FACT: Of the 80 groups listed 65 are located within the bi-national, Buffalo/Niagara River Region.

FACT: Removing the Robert Moses Parkway between Niagara Falls and Lewiston, NY, reclaiming and restoring the natural landscape as a non-motorized National Heritage park with hiking and bicycling trails will boost and revitalize Niagara Falls, the tiny, north-river front communities and the western New York region.

Clear Benefits
According to the Trust for Public Land, communities today usually don’t ask whether parks and open space benefits economies, they ask how large those economic benefits might be. They are coming to realize that all of the other benefits brought by parks and open space—improved recreation and health, cleaner water and air, easier access to the out of doors, even stronger communities—also can engender economic benefits in the form of increased tax receipts, stronger economies, a better ability to attract businesses and residents, and reduced costs for environmental services.”

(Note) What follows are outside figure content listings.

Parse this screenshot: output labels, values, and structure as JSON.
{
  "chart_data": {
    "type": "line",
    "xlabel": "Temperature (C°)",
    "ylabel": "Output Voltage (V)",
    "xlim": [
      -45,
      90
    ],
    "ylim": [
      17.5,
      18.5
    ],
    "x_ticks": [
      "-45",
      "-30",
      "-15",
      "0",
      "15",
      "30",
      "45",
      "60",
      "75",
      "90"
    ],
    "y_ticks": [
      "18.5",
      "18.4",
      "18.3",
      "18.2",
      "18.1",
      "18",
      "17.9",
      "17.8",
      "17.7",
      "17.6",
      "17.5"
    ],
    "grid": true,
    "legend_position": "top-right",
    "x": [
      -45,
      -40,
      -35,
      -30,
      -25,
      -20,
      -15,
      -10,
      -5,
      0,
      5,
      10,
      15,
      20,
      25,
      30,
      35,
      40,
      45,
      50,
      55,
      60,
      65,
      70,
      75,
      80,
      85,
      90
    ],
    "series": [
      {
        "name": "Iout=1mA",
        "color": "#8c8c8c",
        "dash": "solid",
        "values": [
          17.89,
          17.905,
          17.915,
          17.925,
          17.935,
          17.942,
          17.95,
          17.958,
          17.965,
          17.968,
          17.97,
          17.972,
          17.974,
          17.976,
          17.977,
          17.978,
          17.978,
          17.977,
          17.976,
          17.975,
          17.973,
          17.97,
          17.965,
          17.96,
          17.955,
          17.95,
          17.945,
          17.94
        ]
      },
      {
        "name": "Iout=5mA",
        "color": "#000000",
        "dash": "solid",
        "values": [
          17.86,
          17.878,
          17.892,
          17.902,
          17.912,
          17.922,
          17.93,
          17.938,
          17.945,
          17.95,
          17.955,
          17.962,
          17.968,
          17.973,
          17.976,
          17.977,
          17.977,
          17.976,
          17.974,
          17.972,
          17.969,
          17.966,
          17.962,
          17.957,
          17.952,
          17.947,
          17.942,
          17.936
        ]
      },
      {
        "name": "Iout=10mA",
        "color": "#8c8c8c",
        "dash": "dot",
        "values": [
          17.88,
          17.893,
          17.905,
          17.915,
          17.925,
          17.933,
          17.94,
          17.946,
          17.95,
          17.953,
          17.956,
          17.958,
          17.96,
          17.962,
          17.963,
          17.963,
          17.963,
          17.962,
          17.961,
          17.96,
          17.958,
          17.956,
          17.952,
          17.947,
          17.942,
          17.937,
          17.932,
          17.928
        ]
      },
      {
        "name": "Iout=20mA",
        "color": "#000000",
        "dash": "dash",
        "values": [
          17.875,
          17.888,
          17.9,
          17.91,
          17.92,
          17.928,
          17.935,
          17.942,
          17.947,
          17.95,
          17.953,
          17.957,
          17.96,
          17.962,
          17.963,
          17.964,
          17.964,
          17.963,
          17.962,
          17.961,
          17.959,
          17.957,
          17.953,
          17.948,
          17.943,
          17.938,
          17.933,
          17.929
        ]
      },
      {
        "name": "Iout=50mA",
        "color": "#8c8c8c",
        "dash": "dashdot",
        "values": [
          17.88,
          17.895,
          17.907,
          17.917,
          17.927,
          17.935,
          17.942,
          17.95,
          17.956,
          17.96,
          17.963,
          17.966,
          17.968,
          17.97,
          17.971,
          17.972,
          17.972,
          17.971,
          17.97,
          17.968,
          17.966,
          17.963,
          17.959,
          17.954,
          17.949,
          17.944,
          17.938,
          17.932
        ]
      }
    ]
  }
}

For several years, the Trust for Public Land’s Center for City Park Excellence has been working with economists to develop methods to study the many ways that park and recreation systems contribute economic value to cities. In 2008, at the request of the Philadelphia Parks Alliance, the center used its methodologies to analyze the value of Philadelphia’s park and recreation system.

Based on the analysis, the center found that in 2007 the Philadelphia park system provided the city with revenue of $23.3 million, municipal savings of $16 million, resident savings of $1.15 billion, and a collective increase of resident wealth of $729 million.

These figures included more than $1.08 billion in what economists call “direct-use value” of parks, including sporting activities, walking, picnicking, and other park visitation. These values are calculated by asking residents what they would be willing to pay for these activities if they were not available free from the park system.

Nationwide, national parks support 267,000 private-sector jobs and generate $13.3 billion in economic activity in nearby communities. The proximity to national parks of so-called gateway communities allows them to attract new businesses and residents, boosting community prosperity. Over the past three decades, the economic growth of gateway communities has averaged 1 percent per year higher than average economic growth in their respective states.

Protected forests, wildlife areas, and natural lands support leisure time and recreational activities—such as hunting, fishing, mountain biking, camping, wildlife viewing, and mountain climbing—that pump dollars into local economies.

• A 2006 survey by the U.S. Fish & and; Wildlife Service reported on the spending habits of hunters, fishers, and wildlife watchers. More than 87 million Americans participated in these activities in 2006, and their spending totaled $122.3 billion. Of that, $64.1 billion was spent on sporting equipment, $27.4 billion was trip related, and $20.7 billion went to other items.

• According to a report by the Congressional Sportsmen’s Foundation in partnership with the National Shooting Sports Foundation, hunters and anglers support more jobs nationwide (1.6 million) than does Wal-Mart (1 million), the country’s largest corporation.